Bridge Rectifier
Pre-Lab Information
Rectifiers are widely used in power supplies that provide the dc voltage necessary.
Materials and equipment Needed:
- Materials:
- One 120/24 V center-tapped transformer
- Four diodes 1N4001
- Two 2.2 kΩ resistors
- One 100 μF, 50 V electrolytic capacitor (any voltage rating is fine since is simulation only)
- One fuse (any rating is fine since is simulation only)
- Equipment:
- Oscilloscope
Procedure:
- Connect the the bridge rectifier circuit shown in Figure 1. Notice that no terminal of the transformer secondary is at ground potential (some simulation software will not run if is not connected to the ground, check yours). The input voltage to the bridge, VSEC, is not referenced to ground. In some simulation software the oscilloscope cannot be used to view both the input voltage and the load voltage at the same time. Check your circuit before run the simulation. Compute the expected peak output voltage. Then run the simulatoin and use a voltmeter to measure VSEC (rms). Use the oscilloscope to measure the peak output voltage (VLOAD) without a filter capacitor.
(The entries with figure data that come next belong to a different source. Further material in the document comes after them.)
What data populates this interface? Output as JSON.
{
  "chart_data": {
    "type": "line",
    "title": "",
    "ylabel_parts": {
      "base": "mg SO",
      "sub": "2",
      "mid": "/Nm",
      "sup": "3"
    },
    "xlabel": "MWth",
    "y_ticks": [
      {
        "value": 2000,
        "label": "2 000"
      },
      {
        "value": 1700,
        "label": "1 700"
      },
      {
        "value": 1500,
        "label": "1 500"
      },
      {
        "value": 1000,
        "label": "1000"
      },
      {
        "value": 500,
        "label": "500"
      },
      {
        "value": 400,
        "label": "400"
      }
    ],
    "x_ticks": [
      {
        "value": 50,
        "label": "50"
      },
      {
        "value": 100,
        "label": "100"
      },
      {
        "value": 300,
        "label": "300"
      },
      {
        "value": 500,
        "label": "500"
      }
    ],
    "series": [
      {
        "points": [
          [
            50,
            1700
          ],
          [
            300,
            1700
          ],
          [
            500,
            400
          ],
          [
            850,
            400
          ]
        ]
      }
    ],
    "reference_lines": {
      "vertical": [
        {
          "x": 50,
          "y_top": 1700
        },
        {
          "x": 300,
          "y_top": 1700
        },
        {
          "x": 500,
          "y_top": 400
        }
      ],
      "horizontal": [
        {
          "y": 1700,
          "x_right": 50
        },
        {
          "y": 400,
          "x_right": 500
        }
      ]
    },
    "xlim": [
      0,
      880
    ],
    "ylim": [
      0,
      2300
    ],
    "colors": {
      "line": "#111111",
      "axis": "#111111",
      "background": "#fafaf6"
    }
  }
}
Tabulate all data gathered.
Figure 1
- Connect the 100 μF capacitor in parallel with the load resistor. Measure VLOAD, the peak-to-peak ripple voltage, and the ripple frequency. Tabulate all data gathered and compare the results with and without the filter capacitor.
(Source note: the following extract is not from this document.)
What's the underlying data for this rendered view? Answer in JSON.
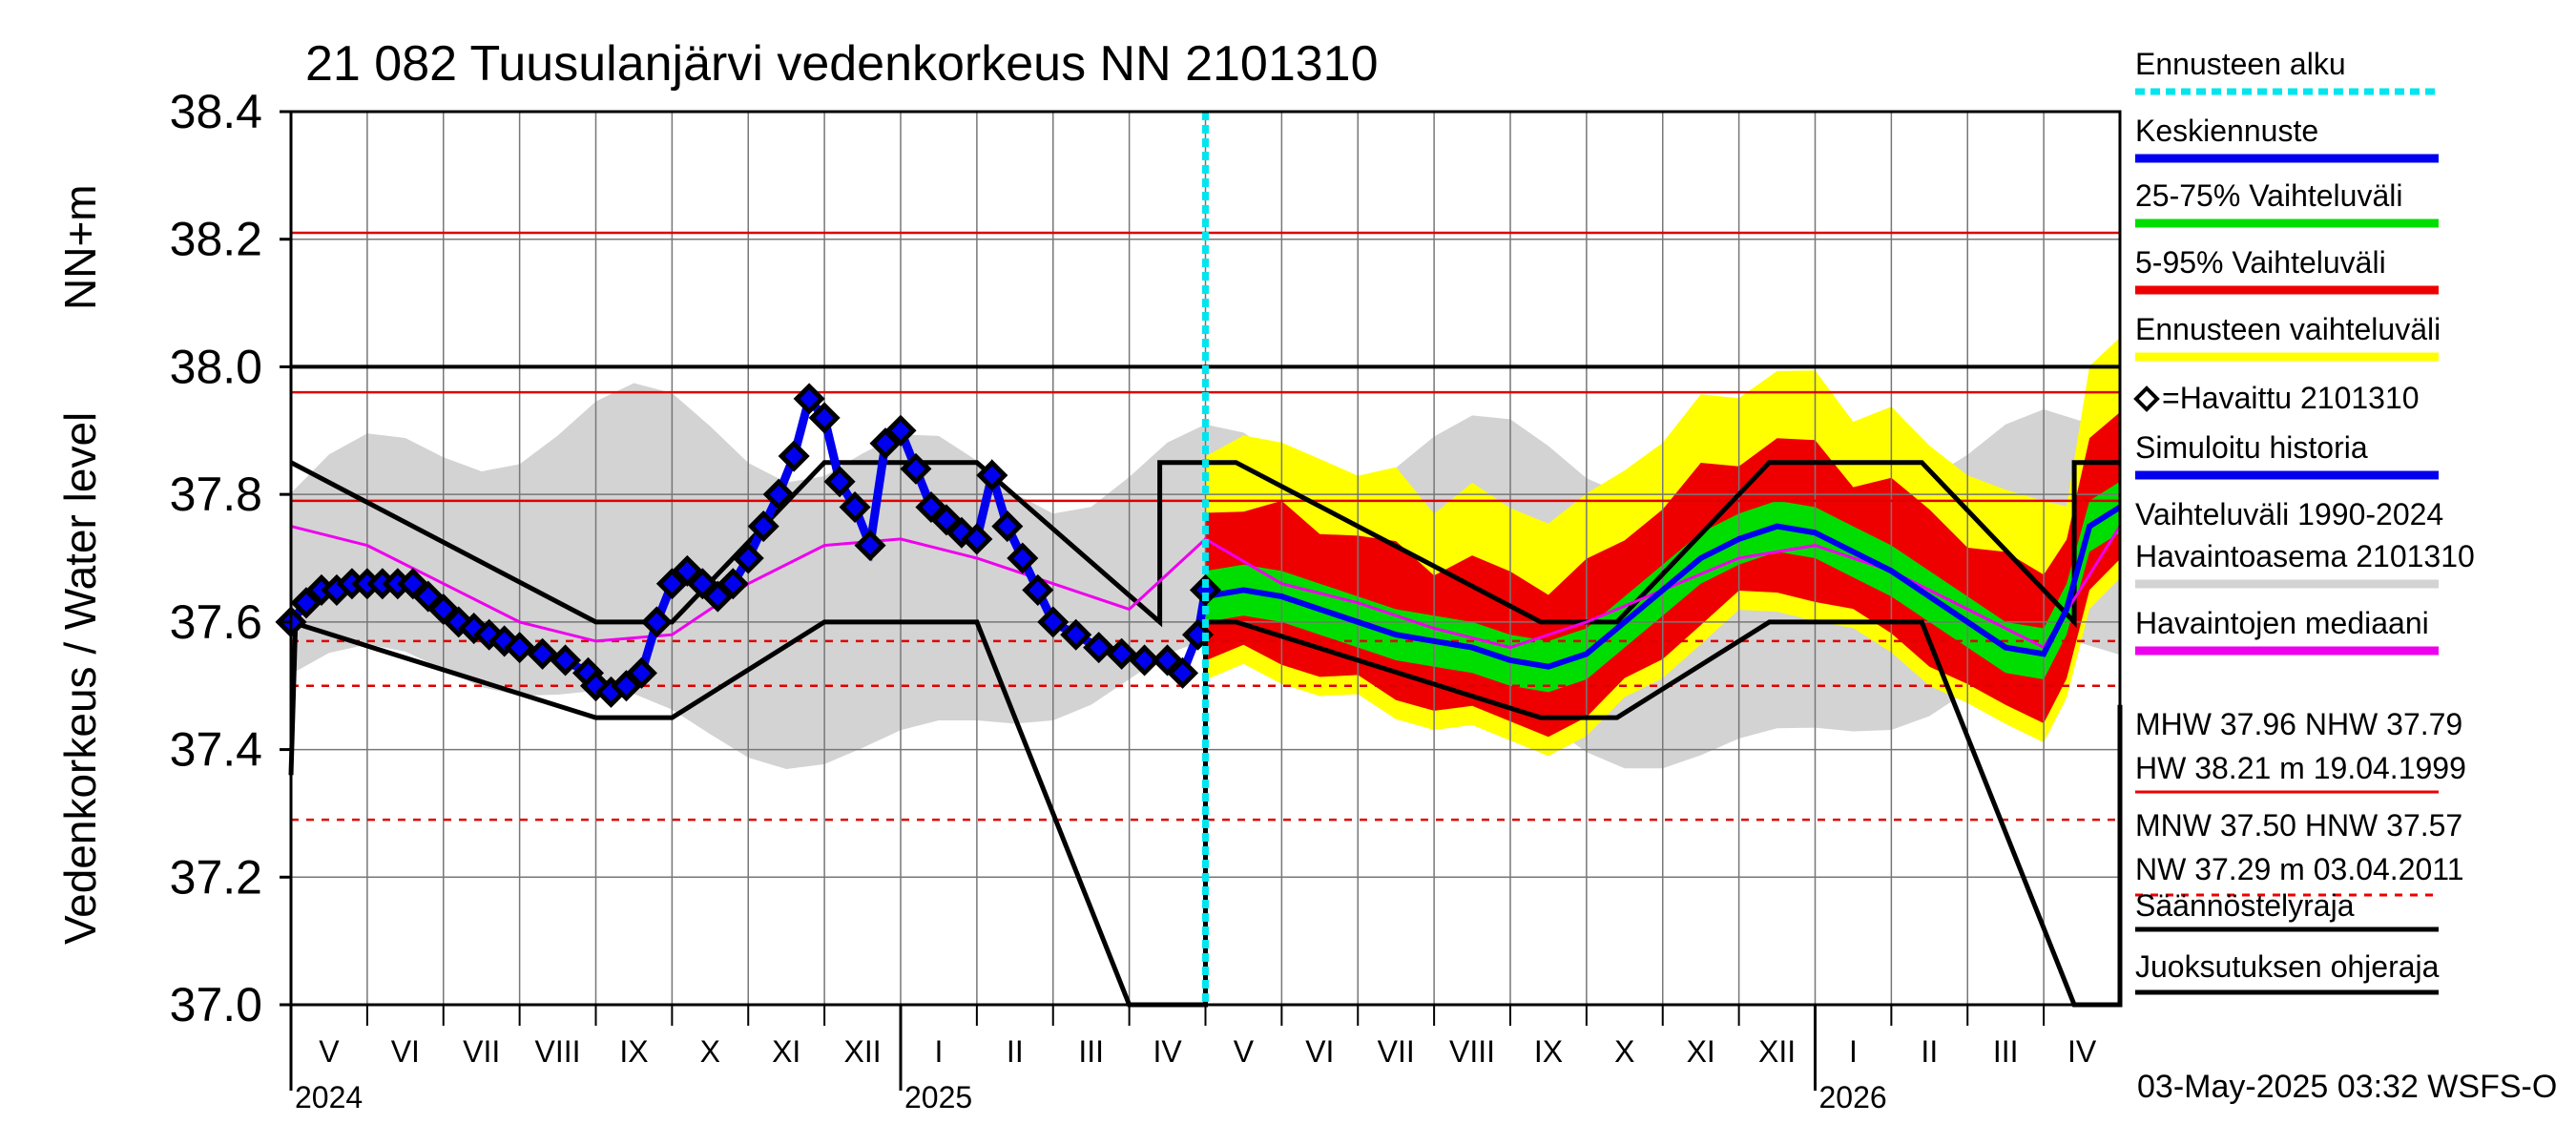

- Simulate an open diode in the bridge by removing one diode from the circuit (choose yours). What happens to the output voltage, the ripple voltage and the ripple frequency?
Conclusion:
Write your detailed conclusion about this lab experiment.
Evaluation and Review Questions:
- Compare a bridge rectifier circuit with full-wave rectifier center-tapped circuit which you did before. Which has the higher voltage output?
- Explain how you could measure the ripple frequency to determine if a diode were open in a bridge rectifier circuit.
- What is the maximum dc voltage you could expect to obtain from a transformer with a 12 V (rms) secondary using a bridge circuit with a filter capacitor?